In a statement released in Durban on Monday evening, U.S. Secretary of State Colin Powell, who had remained in Washington, denounced the draft declaration's "hateful language" and announced he was recalling the delegation. "I have taken this decision with regret because of the importance of the international fight against racism and the contribution that this conference could have made to it," the statement said.
U.N. High Commissioner for Human Rights Mary Robinson said Tuesday the conference appeared to be getting back on track, with all references to the Israeli-Palestinian conflict having been temporarily removed from the document while the South Africans formulate substitute language. She also told a news briefing that the departing U.S. delegation had called her from the airport to clarify that it had not completely pulled out of the conference and that Craig Kuehl, the U.S. consul-general in Durban, would remain as a delegate.
This is the third world conference on racism, but the first the United States and Israel had attended.
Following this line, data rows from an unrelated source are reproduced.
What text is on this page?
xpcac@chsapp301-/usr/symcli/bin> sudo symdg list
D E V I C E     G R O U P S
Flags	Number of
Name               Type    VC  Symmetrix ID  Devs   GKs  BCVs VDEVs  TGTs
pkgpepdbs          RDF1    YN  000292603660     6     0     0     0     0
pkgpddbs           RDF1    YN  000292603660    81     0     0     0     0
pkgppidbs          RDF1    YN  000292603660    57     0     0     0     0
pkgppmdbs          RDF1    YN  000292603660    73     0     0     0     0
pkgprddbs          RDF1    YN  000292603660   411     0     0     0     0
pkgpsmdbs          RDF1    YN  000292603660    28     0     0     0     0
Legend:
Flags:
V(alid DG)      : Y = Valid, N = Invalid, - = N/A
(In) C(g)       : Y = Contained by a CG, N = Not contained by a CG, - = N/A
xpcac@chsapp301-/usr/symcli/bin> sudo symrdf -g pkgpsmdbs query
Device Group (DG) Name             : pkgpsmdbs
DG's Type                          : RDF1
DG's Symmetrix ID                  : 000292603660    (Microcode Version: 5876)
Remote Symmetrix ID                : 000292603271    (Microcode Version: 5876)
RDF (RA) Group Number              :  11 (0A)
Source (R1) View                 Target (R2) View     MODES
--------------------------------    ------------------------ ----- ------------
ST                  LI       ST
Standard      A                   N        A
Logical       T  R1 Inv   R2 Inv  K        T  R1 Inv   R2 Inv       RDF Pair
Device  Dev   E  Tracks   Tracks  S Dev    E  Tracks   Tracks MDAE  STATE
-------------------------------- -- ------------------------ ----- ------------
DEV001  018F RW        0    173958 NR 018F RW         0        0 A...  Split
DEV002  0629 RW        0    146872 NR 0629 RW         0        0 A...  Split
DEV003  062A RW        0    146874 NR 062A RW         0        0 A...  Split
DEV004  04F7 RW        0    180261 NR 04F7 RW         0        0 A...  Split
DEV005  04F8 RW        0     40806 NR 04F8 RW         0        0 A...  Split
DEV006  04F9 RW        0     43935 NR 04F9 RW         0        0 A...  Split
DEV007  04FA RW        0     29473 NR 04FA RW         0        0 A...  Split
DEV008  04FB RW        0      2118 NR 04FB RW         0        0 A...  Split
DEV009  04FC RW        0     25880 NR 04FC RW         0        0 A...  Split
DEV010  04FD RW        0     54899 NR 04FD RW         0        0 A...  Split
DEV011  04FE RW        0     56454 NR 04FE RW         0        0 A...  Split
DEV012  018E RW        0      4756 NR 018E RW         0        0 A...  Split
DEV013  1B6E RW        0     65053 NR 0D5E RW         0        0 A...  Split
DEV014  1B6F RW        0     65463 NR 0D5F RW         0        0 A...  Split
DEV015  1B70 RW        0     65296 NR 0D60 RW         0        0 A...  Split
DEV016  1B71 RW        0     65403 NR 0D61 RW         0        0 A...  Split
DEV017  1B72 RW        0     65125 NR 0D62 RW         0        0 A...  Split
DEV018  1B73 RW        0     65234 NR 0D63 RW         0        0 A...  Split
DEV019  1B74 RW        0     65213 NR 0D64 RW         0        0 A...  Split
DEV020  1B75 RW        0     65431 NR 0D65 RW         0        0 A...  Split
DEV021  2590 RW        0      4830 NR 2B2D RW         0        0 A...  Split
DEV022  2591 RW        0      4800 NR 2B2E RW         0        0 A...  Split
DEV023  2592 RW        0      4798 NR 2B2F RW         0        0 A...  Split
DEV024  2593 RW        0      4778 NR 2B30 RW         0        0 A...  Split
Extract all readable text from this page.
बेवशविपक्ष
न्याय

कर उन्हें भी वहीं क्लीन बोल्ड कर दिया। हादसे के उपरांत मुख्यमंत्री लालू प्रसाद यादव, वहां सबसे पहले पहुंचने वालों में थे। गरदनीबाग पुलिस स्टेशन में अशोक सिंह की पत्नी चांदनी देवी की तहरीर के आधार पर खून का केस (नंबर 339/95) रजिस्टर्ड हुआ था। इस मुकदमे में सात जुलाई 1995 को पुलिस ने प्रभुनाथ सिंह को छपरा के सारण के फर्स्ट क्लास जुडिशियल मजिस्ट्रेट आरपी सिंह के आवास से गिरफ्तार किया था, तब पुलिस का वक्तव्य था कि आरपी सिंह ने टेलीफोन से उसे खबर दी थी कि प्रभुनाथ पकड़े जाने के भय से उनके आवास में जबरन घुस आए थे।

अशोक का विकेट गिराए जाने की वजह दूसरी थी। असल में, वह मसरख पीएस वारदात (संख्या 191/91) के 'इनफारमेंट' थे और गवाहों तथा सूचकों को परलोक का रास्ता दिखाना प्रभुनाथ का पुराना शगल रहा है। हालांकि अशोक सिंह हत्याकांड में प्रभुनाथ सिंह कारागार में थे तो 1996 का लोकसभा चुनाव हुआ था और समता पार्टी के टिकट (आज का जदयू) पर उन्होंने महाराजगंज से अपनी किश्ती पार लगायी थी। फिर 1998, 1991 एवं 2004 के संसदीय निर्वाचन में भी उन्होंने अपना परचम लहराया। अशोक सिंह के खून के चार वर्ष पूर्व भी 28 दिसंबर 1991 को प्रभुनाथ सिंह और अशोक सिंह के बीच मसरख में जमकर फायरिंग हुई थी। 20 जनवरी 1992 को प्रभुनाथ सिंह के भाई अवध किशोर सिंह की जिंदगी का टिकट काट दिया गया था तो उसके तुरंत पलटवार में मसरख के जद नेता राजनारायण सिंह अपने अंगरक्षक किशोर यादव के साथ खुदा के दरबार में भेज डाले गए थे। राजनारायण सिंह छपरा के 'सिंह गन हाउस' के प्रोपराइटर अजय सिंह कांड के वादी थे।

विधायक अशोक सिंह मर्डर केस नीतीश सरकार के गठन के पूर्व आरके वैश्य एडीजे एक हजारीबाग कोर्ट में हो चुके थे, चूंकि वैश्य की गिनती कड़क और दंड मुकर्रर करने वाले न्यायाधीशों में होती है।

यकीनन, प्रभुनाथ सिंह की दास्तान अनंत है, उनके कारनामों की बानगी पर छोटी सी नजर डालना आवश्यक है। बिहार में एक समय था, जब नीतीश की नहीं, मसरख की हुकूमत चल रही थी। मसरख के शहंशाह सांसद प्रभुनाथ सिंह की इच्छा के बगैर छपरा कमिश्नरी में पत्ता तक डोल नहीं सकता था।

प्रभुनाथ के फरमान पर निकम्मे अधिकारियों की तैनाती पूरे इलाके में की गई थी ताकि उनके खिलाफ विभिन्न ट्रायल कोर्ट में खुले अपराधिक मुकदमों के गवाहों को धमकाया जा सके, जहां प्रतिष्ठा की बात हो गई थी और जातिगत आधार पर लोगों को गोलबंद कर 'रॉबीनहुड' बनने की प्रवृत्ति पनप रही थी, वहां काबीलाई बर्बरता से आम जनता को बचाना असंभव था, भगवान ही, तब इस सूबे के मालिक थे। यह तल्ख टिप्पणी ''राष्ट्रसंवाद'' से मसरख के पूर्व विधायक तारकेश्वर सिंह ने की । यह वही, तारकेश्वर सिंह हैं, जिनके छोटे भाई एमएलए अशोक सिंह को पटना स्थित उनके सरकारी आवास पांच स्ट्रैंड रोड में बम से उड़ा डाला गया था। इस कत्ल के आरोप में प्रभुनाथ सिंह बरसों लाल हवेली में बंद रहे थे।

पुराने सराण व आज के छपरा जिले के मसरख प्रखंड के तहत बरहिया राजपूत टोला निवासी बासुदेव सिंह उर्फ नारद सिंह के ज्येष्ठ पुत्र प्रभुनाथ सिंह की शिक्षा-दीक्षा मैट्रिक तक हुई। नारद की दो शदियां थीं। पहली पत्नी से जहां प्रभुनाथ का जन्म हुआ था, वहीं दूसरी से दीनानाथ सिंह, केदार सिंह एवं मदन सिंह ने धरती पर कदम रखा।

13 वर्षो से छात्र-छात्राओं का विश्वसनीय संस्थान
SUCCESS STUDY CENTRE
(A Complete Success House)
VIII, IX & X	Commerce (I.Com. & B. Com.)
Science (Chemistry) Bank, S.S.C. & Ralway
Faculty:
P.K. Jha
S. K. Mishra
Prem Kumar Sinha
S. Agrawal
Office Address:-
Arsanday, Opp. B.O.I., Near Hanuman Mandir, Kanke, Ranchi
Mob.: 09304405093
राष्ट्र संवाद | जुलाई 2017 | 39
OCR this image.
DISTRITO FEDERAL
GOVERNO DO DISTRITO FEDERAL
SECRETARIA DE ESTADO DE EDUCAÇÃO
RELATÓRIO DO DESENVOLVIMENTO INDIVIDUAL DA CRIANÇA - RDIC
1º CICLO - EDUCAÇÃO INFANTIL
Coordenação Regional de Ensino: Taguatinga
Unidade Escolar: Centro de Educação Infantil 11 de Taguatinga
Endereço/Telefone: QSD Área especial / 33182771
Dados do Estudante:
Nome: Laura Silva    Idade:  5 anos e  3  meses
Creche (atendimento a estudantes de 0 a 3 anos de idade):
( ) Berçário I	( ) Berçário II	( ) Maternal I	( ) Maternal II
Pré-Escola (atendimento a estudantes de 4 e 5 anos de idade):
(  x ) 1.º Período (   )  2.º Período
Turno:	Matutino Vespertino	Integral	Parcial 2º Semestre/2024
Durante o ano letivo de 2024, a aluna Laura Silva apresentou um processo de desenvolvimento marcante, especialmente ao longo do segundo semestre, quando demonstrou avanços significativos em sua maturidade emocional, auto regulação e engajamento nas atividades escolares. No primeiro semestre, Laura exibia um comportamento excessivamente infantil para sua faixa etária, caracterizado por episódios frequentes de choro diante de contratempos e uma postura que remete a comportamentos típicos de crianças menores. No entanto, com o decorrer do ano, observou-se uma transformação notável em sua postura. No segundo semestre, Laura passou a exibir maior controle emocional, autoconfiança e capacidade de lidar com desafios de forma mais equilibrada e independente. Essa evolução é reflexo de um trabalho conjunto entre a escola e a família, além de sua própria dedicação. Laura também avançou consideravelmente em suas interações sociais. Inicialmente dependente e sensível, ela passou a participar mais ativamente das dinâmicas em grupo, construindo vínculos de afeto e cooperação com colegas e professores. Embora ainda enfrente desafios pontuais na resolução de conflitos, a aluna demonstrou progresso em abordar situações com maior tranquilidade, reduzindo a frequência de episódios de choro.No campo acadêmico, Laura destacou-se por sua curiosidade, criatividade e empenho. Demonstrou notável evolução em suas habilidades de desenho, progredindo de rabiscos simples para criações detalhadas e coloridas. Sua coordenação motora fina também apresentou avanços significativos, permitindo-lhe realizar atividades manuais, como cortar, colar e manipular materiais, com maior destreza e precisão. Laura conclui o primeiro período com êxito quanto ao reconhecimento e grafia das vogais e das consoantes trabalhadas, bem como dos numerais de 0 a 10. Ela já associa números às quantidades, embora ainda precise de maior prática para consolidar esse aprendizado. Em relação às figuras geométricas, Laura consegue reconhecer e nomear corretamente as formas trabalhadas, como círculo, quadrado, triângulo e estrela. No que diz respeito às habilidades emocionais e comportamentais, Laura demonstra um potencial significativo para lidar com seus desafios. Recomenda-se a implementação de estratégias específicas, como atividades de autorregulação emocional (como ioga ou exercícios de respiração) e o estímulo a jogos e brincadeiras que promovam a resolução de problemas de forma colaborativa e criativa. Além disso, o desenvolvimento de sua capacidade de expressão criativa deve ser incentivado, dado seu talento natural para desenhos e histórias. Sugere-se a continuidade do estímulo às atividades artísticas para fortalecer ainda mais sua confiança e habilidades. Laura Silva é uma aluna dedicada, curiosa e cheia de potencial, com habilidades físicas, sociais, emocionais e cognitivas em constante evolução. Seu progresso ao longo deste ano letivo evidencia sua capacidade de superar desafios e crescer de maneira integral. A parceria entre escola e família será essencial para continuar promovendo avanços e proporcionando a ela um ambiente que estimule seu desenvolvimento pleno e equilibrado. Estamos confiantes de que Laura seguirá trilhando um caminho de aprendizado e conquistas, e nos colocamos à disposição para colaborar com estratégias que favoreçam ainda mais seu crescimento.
Both countries boycotted the 1978 and 1983 conferences in part because of similar anti-Israel language. U.N. Secretary-General Kofi Annan called the U.S. and Israeli withdrawal "unfortunate.'' "In these circumstances each country should be at the table to discuss,'' he said, during a visit to Rwanda. Human rights organizations also expressed disappointment with the U.S. decision. Jewish delegations at the conference announced Tuesday they were pulling out as well.
The European Union said it had no current plans to leave the conference, but if it did, it would be as a bloc, along with the EU's 13 candidate states, Alsteens said. Canada said it would stay for the time being, but would not accept the current wording of the document. Australia said it was "considering all options,'' according to delegate spokesman Bala Chettur.
The draft document recognized with "deep concern the increase of racist practices of Zionism,'' and said Zionism "is based on racial superiority.'' Zionism is the movement to establish and maintain a Jewish state. Israel is the only country mentioned specifically in the document, which accuses the Jewish state of "practices of racial discrimination.''
Norway and Canada had attempted to mediate a compromise on the draft declaration. Palestinian Ambassador Salman el Herfi said the Arab delegations had been very reasonable, but the U.S. delegation had refused to compromise, and he accused the United States of pulling out because of its own refusal to face up to responsibility for slavery and the injustices done to Native Americans. Alan Baker, an Israeli delegate at the talks, said Norway had proposed "very general language'' that would call on all parties in the Middle East to end the violence and return to negotiations.
Participants have complained that the Middle East dispute has overshadowed other important issues. Outside the conference center Tuesday, chants of "Reparations Now'' mixed with Native American drumming and singing, as about 200 demonstrators from a wide range of groups tried to make their voices heard. Activists for indigenous groups in the Americas protested a paragraph in the declaration they say would deny them special rights in their home countries. African-American groups demanded the declaration call for reparations for the slave trade.